AlloP promotes inhibition of DGC firing but not PV interneuron firing. A, Representative action potential patterns of DGC baseline with 200 pA current injection and following application of 100 nm AlloP. B, Average number of action potentials in DGCs elicited at the indicated current amplitudes (N = 8). Upper panel, Two-way ANOVA on number of action potentials showed a drug effect (F_(1,6) = 10.87, p = 0.017). AlloP decreased the number of action potentials with 100 pA current step (Holm–Sidak, p < 0.001), 150 pA (Holm–Sidak’s test, p < 0.0001), 200 pA (Holm–Sidak’s test, p < 0.0001), and 250 pA (Holm–Sidak’s test, p = 0.0004). Lower panel, 10 μm gabazine prevented the effect of AlloP on excitability [two-way ANOVA (F_(6,30) = 1.716, p = 0.152)]. C, Upper panel, Effect of AlloP on the DGC membrane resistance. A hyperpolarization was induced by injecting −50 pA current for 500 ms. Membrane resistance was calculated by dividing the final change in voltage by the current (N = 7, paired t test, p = 0.018). Lower panel, In the presence of gabazine (10 μm), there was no consistent change in the input resistance of DGCs (N = 6, paired t test, p = 0.277). D, Representative firing of a PV interneuron at baseline and after addition of 100 nm AlloP. E, Number of action potentials in PV interneurons elicited current injection (N = 6). Two-way ANOVA on number of action potentials showed no drug effect (F_(1,5) = 0.227, p = 0.654). F, No effects of AlloP on the PV interneuron membrane resistance (N = 7, paired t test, p = 0.618). In D–F, four PV interneurons were from CA1 and three were from dentate gyrus.

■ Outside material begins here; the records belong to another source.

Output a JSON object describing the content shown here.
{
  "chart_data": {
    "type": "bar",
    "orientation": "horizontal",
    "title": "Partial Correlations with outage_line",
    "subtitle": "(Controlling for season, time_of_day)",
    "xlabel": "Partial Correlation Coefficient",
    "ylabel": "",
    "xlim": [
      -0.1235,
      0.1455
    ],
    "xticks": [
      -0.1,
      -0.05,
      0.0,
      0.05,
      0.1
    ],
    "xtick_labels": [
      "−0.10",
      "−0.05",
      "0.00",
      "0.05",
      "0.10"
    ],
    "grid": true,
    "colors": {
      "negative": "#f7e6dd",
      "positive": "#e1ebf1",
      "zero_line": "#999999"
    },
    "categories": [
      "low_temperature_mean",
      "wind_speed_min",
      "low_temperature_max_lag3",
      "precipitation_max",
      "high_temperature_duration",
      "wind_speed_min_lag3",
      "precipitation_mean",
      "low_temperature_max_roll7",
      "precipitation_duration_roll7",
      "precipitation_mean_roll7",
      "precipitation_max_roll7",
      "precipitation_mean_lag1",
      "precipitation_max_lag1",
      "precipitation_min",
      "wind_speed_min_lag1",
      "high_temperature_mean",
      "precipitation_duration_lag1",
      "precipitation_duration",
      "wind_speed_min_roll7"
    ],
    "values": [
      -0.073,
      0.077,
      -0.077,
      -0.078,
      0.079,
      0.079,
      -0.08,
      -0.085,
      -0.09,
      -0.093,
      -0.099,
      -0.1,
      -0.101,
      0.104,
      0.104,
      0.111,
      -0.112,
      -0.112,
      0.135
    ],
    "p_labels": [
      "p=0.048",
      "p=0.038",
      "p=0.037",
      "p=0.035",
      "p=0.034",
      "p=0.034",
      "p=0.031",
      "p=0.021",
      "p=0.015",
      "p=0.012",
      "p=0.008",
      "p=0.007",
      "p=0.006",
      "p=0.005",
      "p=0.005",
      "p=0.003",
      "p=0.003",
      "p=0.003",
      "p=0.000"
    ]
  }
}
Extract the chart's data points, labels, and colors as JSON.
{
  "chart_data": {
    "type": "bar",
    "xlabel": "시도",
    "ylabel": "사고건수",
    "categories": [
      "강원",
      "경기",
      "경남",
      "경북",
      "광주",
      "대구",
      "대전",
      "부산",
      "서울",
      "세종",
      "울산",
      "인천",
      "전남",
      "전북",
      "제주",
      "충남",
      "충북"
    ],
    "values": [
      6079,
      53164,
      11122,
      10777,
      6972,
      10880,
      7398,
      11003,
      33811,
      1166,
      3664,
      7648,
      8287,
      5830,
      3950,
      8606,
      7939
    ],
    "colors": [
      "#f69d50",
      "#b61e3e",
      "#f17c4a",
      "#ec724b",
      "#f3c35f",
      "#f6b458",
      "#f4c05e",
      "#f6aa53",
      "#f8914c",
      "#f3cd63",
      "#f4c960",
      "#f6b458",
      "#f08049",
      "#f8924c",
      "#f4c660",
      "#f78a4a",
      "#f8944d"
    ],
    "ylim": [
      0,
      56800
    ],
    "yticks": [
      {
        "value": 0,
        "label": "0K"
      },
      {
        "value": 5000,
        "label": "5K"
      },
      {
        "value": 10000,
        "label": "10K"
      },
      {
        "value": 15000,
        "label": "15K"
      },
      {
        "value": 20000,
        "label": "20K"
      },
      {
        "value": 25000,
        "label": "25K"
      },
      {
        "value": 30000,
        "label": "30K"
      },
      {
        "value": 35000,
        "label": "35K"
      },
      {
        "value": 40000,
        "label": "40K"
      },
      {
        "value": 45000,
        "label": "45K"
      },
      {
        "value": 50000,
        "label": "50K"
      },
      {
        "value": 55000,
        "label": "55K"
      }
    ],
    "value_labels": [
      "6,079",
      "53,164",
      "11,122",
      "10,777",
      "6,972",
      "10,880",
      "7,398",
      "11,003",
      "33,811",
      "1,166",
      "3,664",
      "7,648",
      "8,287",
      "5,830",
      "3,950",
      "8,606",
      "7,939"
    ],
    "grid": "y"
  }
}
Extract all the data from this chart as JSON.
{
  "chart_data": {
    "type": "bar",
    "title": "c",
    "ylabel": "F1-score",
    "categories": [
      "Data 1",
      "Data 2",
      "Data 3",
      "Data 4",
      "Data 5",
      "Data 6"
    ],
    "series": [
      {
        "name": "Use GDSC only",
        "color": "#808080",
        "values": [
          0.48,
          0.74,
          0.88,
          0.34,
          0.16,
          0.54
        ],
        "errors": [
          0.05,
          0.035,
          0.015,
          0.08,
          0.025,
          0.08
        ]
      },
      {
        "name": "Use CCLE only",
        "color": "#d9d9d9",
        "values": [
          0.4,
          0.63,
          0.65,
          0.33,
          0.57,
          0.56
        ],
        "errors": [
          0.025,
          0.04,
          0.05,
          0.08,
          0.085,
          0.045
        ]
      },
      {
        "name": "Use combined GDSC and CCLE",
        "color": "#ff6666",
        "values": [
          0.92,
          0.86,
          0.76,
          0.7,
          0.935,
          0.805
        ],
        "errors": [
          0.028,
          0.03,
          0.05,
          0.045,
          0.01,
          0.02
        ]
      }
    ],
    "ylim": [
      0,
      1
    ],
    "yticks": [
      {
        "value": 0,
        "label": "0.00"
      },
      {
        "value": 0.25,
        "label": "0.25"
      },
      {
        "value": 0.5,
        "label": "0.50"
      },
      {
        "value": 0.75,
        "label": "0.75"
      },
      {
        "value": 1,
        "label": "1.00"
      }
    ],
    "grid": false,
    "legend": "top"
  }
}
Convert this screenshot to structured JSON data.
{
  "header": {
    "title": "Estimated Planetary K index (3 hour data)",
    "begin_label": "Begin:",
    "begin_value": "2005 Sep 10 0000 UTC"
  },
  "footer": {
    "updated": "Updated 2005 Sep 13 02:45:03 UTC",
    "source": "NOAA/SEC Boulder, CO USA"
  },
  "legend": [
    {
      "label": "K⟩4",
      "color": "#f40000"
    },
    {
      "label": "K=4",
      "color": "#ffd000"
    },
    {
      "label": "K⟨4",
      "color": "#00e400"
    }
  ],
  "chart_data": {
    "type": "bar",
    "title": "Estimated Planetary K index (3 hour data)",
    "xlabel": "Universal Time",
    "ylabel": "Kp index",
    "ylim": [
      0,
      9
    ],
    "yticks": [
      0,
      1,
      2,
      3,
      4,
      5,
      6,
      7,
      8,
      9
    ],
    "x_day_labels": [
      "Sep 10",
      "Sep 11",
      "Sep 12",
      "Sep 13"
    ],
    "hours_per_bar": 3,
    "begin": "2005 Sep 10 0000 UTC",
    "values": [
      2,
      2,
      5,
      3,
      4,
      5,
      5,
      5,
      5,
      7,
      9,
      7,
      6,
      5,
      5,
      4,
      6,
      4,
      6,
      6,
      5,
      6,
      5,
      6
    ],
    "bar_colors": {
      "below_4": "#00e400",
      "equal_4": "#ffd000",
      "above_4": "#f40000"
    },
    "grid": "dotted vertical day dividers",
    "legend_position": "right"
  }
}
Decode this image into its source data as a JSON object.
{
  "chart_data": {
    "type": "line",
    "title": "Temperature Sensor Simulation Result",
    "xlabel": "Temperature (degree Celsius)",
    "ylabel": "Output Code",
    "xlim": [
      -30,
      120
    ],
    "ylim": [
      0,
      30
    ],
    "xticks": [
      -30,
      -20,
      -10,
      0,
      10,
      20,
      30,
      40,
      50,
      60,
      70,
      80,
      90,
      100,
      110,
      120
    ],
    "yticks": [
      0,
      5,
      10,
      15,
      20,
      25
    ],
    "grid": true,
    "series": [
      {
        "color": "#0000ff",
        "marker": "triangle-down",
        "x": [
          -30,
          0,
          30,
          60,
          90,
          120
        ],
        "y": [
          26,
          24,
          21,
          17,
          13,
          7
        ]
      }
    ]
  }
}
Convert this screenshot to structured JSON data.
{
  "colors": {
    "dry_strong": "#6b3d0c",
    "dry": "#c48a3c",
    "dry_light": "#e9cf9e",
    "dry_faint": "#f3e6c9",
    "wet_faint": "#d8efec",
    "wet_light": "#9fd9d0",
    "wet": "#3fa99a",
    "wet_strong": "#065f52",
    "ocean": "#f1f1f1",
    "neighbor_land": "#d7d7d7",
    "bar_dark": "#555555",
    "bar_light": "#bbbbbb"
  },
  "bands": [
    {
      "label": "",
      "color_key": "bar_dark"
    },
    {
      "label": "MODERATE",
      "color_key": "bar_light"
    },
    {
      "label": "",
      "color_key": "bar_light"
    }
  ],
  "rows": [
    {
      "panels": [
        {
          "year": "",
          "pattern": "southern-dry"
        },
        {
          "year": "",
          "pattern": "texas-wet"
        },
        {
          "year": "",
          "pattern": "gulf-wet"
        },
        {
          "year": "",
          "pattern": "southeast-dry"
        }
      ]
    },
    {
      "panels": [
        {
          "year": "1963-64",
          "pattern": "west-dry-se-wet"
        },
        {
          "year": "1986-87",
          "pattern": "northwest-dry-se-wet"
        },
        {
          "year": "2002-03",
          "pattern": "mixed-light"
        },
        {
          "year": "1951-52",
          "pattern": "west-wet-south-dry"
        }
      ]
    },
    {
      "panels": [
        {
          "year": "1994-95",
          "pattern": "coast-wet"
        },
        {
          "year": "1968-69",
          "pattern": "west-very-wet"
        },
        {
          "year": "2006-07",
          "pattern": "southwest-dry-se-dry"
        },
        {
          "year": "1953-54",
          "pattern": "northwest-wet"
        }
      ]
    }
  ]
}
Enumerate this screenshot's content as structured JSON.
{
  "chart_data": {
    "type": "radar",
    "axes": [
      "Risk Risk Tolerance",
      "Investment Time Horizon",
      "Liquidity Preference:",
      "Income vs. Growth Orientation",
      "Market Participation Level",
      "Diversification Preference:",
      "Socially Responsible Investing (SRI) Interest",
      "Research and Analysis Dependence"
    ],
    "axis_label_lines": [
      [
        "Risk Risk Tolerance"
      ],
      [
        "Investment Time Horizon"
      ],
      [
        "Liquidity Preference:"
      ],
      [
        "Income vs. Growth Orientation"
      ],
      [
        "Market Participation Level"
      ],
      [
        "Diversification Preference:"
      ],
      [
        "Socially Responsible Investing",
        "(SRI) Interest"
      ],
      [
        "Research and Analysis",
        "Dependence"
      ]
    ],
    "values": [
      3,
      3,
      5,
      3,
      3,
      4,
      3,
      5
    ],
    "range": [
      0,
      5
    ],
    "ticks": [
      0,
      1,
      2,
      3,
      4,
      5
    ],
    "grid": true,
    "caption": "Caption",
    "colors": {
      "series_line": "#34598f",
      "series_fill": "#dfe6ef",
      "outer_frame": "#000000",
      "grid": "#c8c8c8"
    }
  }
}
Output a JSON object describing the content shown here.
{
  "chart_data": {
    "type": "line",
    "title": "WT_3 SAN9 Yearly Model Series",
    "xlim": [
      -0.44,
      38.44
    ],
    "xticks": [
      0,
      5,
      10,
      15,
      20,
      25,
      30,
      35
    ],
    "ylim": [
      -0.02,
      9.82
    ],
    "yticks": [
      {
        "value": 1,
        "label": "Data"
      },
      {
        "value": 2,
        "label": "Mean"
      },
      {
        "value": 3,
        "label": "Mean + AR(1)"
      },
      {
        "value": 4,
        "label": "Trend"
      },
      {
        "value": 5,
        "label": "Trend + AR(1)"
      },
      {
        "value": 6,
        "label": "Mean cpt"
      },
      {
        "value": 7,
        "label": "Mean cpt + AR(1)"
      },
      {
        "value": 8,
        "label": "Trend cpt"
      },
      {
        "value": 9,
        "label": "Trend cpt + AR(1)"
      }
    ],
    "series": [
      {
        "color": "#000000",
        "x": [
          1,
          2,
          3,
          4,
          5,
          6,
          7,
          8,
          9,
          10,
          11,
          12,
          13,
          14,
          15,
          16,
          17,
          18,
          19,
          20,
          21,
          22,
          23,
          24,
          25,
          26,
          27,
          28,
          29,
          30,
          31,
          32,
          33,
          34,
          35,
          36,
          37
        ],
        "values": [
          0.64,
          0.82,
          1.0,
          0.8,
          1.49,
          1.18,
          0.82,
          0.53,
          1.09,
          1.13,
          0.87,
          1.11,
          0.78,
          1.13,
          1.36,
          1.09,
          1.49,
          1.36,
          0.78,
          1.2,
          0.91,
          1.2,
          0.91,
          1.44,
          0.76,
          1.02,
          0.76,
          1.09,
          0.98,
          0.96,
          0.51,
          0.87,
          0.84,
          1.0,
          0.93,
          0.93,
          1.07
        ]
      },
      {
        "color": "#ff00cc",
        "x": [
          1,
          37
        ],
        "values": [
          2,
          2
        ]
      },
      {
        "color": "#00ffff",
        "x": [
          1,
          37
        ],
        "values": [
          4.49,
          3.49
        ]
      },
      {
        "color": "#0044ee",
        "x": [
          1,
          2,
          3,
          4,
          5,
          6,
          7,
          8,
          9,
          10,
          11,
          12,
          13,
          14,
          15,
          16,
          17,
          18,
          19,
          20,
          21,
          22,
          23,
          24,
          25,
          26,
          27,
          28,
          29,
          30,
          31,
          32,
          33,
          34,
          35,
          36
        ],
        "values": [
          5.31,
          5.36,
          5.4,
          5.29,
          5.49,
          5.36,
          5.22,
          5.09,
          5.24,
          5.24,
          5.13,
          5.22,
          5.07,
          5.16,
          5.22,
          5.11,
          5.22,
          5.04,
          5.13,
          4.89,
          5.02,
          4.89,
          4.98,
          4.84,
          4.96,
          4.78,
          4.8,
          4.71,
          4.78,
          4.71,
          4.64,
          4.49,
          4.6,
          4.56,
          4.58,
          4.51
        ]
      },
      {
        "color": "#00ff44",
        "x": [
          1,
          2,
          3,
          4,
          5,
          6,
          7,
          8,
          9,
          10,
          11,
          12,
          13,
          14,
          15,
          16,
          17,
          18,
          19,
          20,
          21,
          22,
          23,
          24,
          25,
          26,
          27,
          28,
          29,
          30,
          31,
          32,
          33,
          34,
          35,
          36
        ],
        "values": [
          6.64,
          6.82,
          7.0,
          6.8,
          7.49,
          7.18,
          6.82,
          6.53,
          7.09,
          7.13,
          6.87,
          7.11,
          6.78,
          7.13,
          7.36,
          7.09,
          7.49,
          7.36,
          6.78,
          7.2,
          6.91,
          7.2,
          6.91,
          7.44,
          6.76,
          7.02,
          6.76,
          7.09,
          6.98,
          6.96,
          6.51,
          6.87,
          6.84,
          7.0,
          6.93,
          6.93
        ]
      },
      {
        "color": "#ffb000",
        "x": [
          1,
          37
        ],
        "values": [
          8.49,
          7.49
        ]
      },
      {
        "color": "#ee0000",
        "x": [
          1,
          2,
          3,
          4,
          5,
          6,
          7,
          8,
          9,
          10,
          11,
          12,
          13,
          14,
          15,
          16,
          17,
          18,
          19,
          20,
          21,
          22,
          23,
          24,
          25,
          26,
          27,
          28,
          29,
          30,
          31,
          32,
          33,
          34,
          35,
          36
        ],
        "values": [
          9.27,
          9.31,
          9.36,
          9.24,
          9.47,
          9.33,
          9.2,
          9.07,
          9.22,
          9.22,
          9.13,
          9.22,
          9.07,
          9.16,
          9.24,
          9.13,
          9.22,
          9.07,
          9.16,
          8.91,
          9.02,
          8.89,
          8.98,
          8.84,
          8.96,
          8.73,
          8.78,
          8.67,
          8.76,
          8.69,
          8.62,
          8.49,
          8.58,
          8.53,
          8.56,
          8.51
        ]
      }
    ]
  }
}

AlloP potentiation of phasic inhibition does not affect the firing frequency of DGCs or PV interneurons. A, Representative action potential patterns for DGC with (red traces) or without (black traces) electrical synaptic stimulation (red arrows) during baseline or (B) 100 nm AlloP. C, Representative action potential patterns of PV interneurons with or without electrical stimulation during baseline or (D) 100 nm AlloP. The first action potential latency showed no genotype difference between DGCs and PV interneurons [two-way ANOVA (F_(1,11) = 1.097, p = 0.3175)]. E, Normalized AlloP effect on action potentials of DGCs (N = 11) or PV interneurons (N = 6). Two-way ANOVA showed no genotype difference (F_(1,15) = 0.1632, p = 0.6919). There is no difference for normalized action potentials between DGCs and PV INs with electrical stimulation (+), AlloP (+), or both conditions (Holm–Sidak’s, p = 0.955, p > 0.1, or p = 0.961, respectively).